Iraq: Residents come together to help displaced families

BAGHDAD, 1 May 2007 (IRIN) - Some families in Baghdad have started working together to collect food and essential items for displaced people living in makeshift camps on the outskirts of the capital - an initiative that has been welcomed by local NGOs.

"The idea came from a child who was missing two of his friends who were displaced. His family decided to take the child to visit them. When they got back home he asked his mother to send some food to his friends' families. His mother then spoke about it to a neighbour of theirs as the situation of the displaced was desperate," said Sa'ad Ruweidi, one of the organisers of the project.

"Since then, hundreds of families have been collecting food and other items from their neighbours to send to camps for IDPs [internally displaced people]. These items have been helping the displaced survive, as NGOs are not able to cope and with the increase in violence are scared to go to such areas," Ruweidi added.

Despite its extremely volatile situation, Baghdad has more displaced people living there than any other city in Iraq, with about 120,000 people displaced since February 2006, according to a recent report by the United Nations Assistance Mission to Iraq (UNAMI). It added that many of these were displaced from within Baghdad.

Six neighbourhoods of the capital, with relatively less violence than others, are participating in the initiative.

"Every day we collect enough to fill five cars. Some women cook and we take fresh food to the [displaced] families who are so happy to be able to eat the hot meals we bring them," said Ruweidi.

Fatah Ahmed, spokesman for NGO Iraqi Aid Association (IAA), said the families who are helping the displaced have changed the image of present-day Iraq and have helped NGOs, which are struggling to assist so many displaced families.

"Everyone should be aware of this initiative.
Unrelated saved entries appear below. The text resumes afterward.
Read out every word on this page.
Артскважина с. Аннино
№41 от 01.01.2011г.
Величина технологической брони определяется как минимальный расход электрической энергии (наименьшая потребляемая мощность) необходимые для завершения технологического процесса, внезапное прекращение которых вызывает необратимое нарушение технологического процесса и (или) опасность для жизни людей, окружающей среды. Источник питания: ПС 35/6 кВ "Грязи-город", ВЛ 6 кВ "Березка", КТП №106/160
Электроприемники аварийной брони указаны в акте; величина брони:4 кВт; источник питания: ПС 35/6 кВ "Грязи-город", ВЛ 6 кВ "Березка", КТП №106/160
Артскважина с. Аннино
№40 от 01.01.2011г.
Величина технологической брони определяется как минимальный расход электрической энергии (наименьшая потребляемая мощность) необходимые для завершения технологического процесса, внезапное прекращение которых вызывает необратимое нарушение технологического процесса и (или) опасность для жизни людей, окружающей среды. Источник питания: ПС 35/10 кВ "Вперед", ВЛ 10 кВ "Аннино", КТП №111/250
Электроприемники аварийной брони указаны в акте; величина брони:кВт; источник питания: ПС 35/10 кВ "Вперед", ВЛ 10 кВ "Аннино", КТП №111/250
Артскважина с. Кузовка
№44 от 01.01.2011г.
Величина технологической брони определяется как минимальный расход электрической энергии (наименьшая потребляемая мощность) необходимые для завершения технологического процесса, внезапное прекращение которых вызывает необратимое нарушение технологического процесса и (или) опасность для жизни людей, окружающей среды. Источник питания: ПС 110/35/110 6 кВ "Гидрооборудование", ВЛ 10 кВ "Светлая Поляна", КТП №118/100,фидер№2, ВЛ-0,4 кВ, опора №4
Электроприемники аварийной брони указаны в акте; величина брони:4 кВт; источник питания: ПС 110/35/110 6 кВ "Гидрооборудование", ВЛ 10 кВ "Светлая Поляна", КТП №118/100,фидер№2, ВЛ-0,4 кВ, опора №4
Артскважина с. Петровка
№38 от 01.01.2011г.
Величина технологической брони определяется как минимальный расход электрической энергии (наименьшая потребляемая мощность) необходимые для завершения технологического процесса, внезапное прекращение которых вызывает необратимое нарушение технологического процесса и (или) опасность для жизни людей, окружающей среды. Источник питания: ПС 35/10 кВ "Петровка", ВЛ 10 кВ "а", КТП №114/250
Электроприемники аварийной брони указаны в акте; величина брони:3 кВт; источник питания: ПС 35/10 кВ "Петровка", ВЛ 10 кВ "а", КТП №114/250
If every neighbourhood in Baghdad does the same, we will have fewer children suffering from malnutrition and fewer men will become criminals to support their loved ones," Ahmed said.
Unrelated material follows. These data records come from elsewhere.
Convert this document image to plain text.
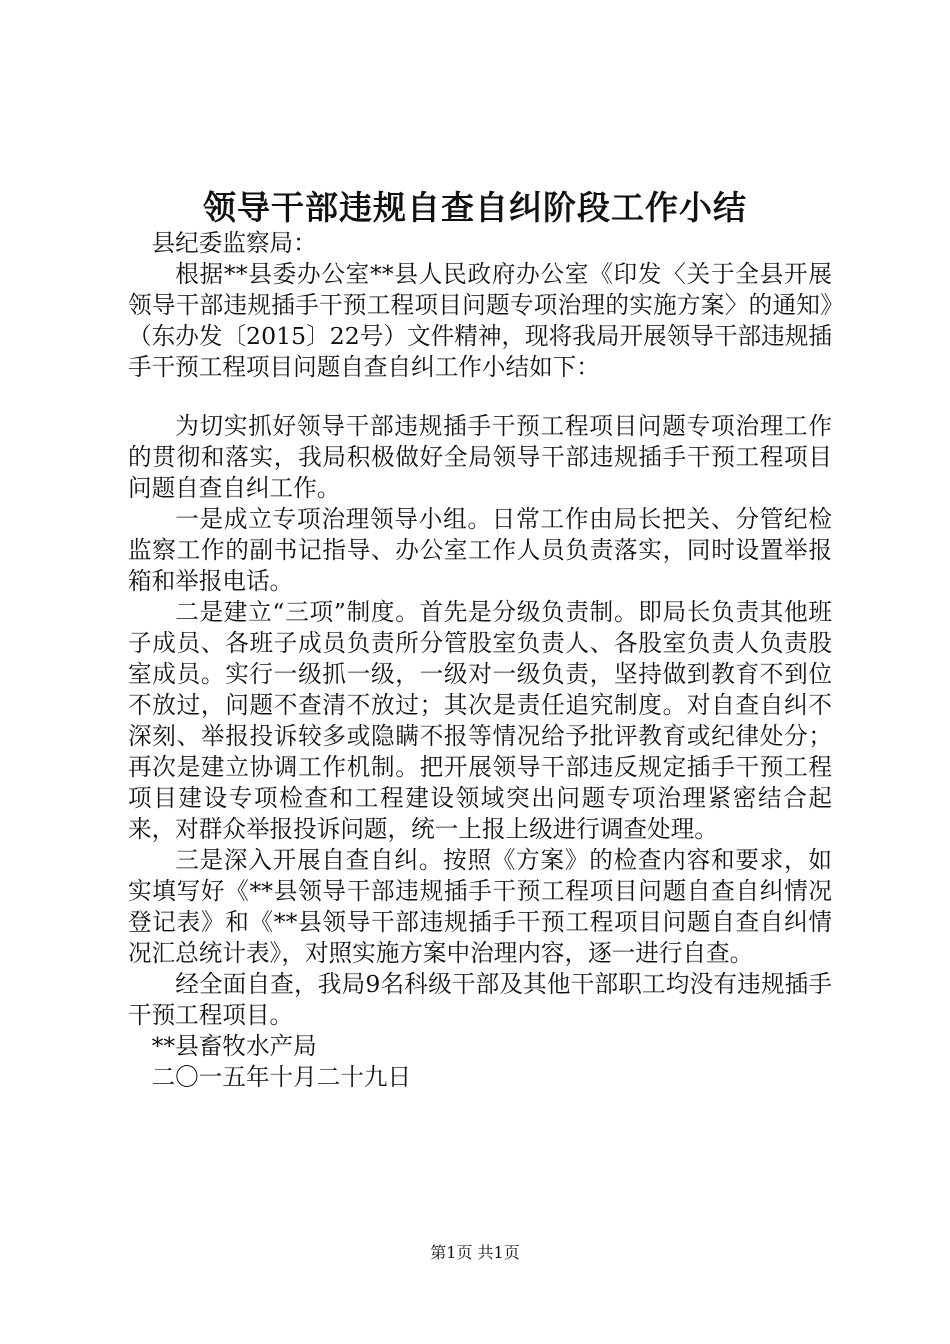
领导干部违规自查自纠阶段工作小结

县纪委监察局：

根据**县委办公室**县人民政府办公室《印发〈关于全县开展领导干部违规插手干预工程项目问题专项治理的实施方案〉的通知》（东办发〔2015〕22号）文件精神，现将我局开展领导干部违规插手干预工程项目问题自查自纠工作小结如下：

为切实抓好领导干部违规插手干预工程项目问题专项治理工作的贯彻和落实，我局积极做好全局领导干部违规插手干预工程项目问题自查自纠工作。

一是成立专项治理领导小组。日常工作由局长把关、分管纪检监察工作的副书记指导、办公室工作人员负责落实，同时设置举报箱和举报电话。

二是建立“三项”制度。首先是分级负责制。即局长负责其他班子成员、各班子成员负责所分管股室负责人、各股室负责人负责股室成员。实行一级抓一级，一级对一级负责，坚持做到教育不到位不放过，问题不查清不放过；其次是责任追究制度。对自查自纠不深刻、举报投诉较多或隐瞒不报等情况给予批评教育或纪律处分；再次是建立协调工作机制。把开展领导干部违反规定插手干预工程项目建设专项检查和工程建设领域突出问题专项治理紧密结合起来，对群众举报投诉问题，统一上报上级进行调查处理。

三是深入开展自查自纠。按照《方案》的检查内容和要求，如实填写好《**县领导干部违规插手干预工程项目问题自查自纠情况登记表》和《**县领导干部违规插手干预工程项目问题自查自纠情况汇总统计表》，对照实施方案中治理内容，逐一进行自查。

经全面自查，我局9名科级干部及其他干部职工均没有违规插手干预工程项目。

**县畜牧水产局

二〇一五年十月二十九日

第1页 共1页
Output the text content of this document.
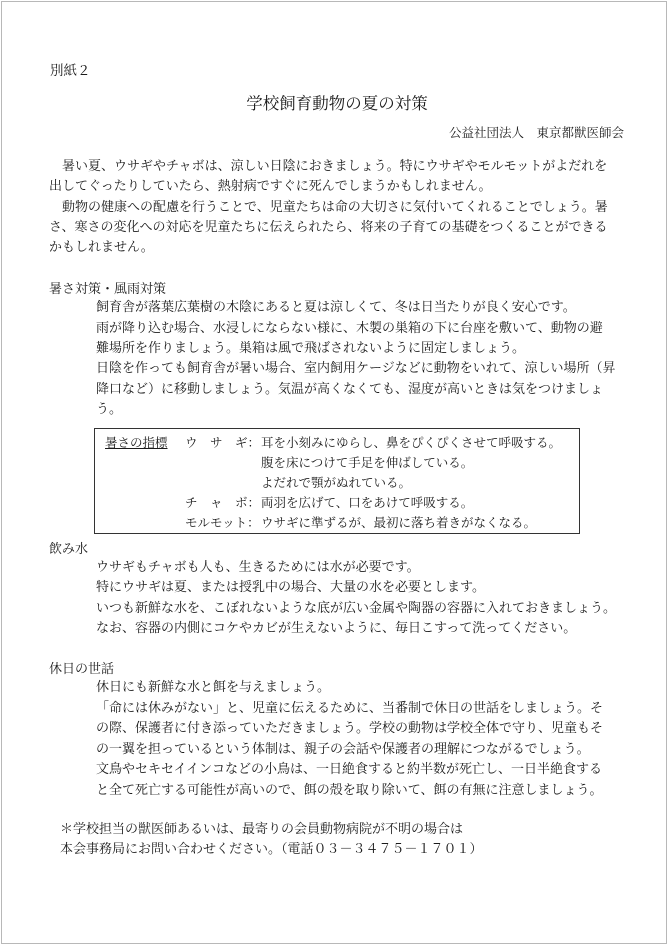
別紙２
学校飼育動物の夏の対策
公益社団法人　東京都獣医師会
暑い夏、ウサギやチャボは、涼しい日陰におきましょう。特にウサギやモルモットがよだれを
出してぐったりしていたら、熱射病ですぐに死んでしまうかもしれません。
動物の健康への配慮を行うことで、児童たちは命の大切さに気付いてくれることでしょう。暑
さ、寒さの変化への対応を児童たちに伝えられたら、将来の子育ての基礎をつくることができる
かもしれません。
暑さ対策・風雨対策
飼育舎が落葉広葉樹の木陰にあると夏は涼しくて、冬は日当たりが良く安心です。
雨が降り込む場合、水浸しにならない様に、木製の巣箱の下に台座を敷いて、動物の避
難場所を作りましょう。巣箱は風で飛ばされないように固定しましょう。
日陰を作っても飼育舎が暑い場合、室内飼用ケージなどに動物をいれて、涼しい場所（昇
降口など）に移動しましょう。気温が高くなくても、湿度が高いときは気をつけましょ
う。
暑さの指標 ウ　サ　ギ： 耳を小刻みにゆらし、鼻をぴくぴくさせて呼吸する。
腹を床につけて手足を伸ばしている。
よだれで顎がぬれている。
チ　ャ　ボ： 両羽を広げて、口をあけて呼吸する。
モルモット： ウサギに準ずるが、最初に落ち着きがなくなる。
飲み水
ウサギもチャボも人も、生きるためには水が必要です。
特にウサギは夏、または授乳中の場合、大量の水を必要とします。
いつも新鮮な水を、こぼれないような底が広い金属や陶器の容器に入れておきましょう。
なお、容器の内側にコケやカビが生えないように、毎日こすって洗ってください。
休日の世話
休日にも新鮮な水と餌を与えましょう。
「命には休みがない」と、児童に伝えるために、当番制で休日の世話をしましょう。そ
の際、保護者に付き添っていただきましょう。学校の動物は学校全体で守り、児童もそ
の一翼を担っているという体制は、親子の会話や保護者の理解につながるでしょう。
文鳥やセキセイインコなどの小鳥は、一日絶食すると約半数が死亡し、一日半絶食する
と全て死亡する可能性が高いので、餌の殻を取り除いて、餌の有無に注意しましょう。
＊学校担当の獣医師あるいは、最寄りの会員動物病院が不明の場合は
本会事務局にお問い合わせください。（電話０３－３４７５－１７０１）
Children also participate in the project by helping their relatives carry the collected items and going to the displacement camps to help distribute them.

"I feel so good helping those families. The looks on their faces when we arrive are amazing - they become so happy," Muhammad Haddi, a 14-year-old resident of Mansour district, said.
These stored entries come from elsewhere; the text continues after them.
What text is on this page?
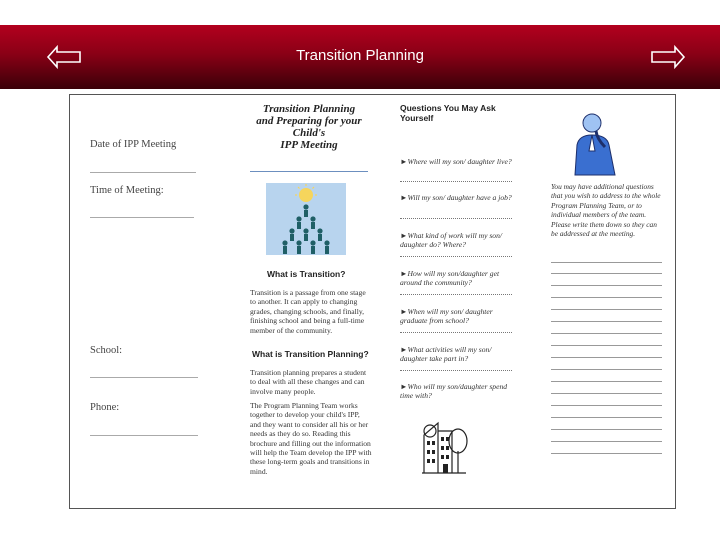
Transition Planning
Date of IPP Meeting
Time of Meeting:
School:
Phone:
Transition Planning
and Preparing for your
Child's
IPP Meeting
What is Transition?
Transition is a passage from one stage to another. It can apply to changing grades, changing schools, and finally, finishing school and being a full-time member of the community.
What is Transition Planning?
Transition planning prepares a student to deal with all these changes and can involve many people.
The Program Planning Team works together to develop your child's IPP, and they want to consider all his or her needs as they do so. Reading this brochure and filling out the information will help the Team develop the IPP with these long-term goals and transitions in mind.
Questions You May Ask Yourself
►Where will my son/ daughter live?
►Will my son/ daughter have a job?
►What kind of work will my son/ daughter do? Where?
►How will my son/daughter get around the community?
►When will my son/ daughter graduate from school?
►What activities will my son/ daughter take part in?
►Who will my son/daughter spend time with?
You may have additional questions that you wish to address to the whole Program Planning Team, or to individual members of the team. Please write them down so they can be addressed at the meeting.
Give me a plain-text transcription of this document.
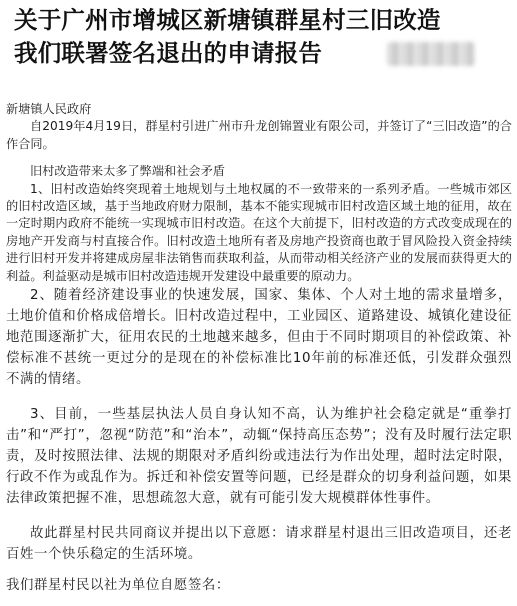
关于广州市增城区新塘镇群星村三旧改造
我们联署签名退出的申请报告

新塘镇人民政府

自2019年4月19日，群星村引进广州市升龙创锦置业有限公司，并签订了“三旧改造”的合作合同。

旧村改造带来太多了弊端和社会矛盾

1、旧村改造始终突现着土地规划与土地权属的不一致带来的一系列矛盾。一些城市郊区的旧村改造区域，基于当地政府财力限制，基本不能实现城市旧村改造区域土地的征用，故在一定时期内政府不能统一实现城市旧村改造。在这个大前提下，旧村改造的方式改变成现在的房地产开发商与村直接合作。旧村改造土地所有者及房地产投资商也敢于冒风险投入资金持续进行旧村开发并将建成房屋非法销售而获取利益，从而带动相关经济产业的发展而获得更大的利益。利益驱动是城市旧村改造违规开发建设中最重要的原动力。

2、随着经济建设事业的快速发展，国家、集体、个人对土地的需求量增多，土地价值和价格成倍增长。旧村改造过程中，工业园区、道路建设、城镇化建设征地范围逐渐扩大，征用农民的土地越来越多，但由于不同时期项目的补偿政策、补偿标准不甚统一更过分的是现在的补偿标准比10年前的标准还低，引发群众强烈不满的情绪。

3、目前，一些基层执法人员自身认知不高，认为维护社会稳定就是“重拳打击”和“严打”，忽视“防范”和“治本”，动辄“保持高压态势”；没有及时履行法定职责，及时按照法律、法规的期限对矛盾纠纷或违法行为作出处理，超时法定时限，行政不作为或乱作为。拆迁和补偿安置等问题，已经是群众的切身利益问题，如果法律政策把握不准，思想疏忽大意，就有可能引发大规模群体性事件。

故此群星村民共同商议并提出以下意愿：请求群星村退出三旧改造项目，还老百姓一个快乐稳定的生活环境。

我们群星村民以社为单位自愿签名：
Local NGOs have been supporting the initiative and have been offering supplies to add to those already collected.

According to Ruweidi, the project will be replicated in cities such as Kerbala, Najaf and Kirkuk.

Religious leaders from four Baghdad neighbourhoods - Sunni-dominated Yarmouk and Mansour in western Baghdad, religiously mixed Harthiya, also in western Baghdad, and religiously mixed Arassat in the city's east - have been asking congregations during Friday prayers to participate in the project. Donations for assisting the displaced are kept in the local mosques or at the houses of organisers.

"It shows how Iraqis are brave not only in defending their country but also in helping their brothers in need. We're having success with the daily delivery of food items, which has helped many families to survive under such terrible violence," said Sheikh Abdallah Aydan, a religious leader from a mosque in Yarmouk district.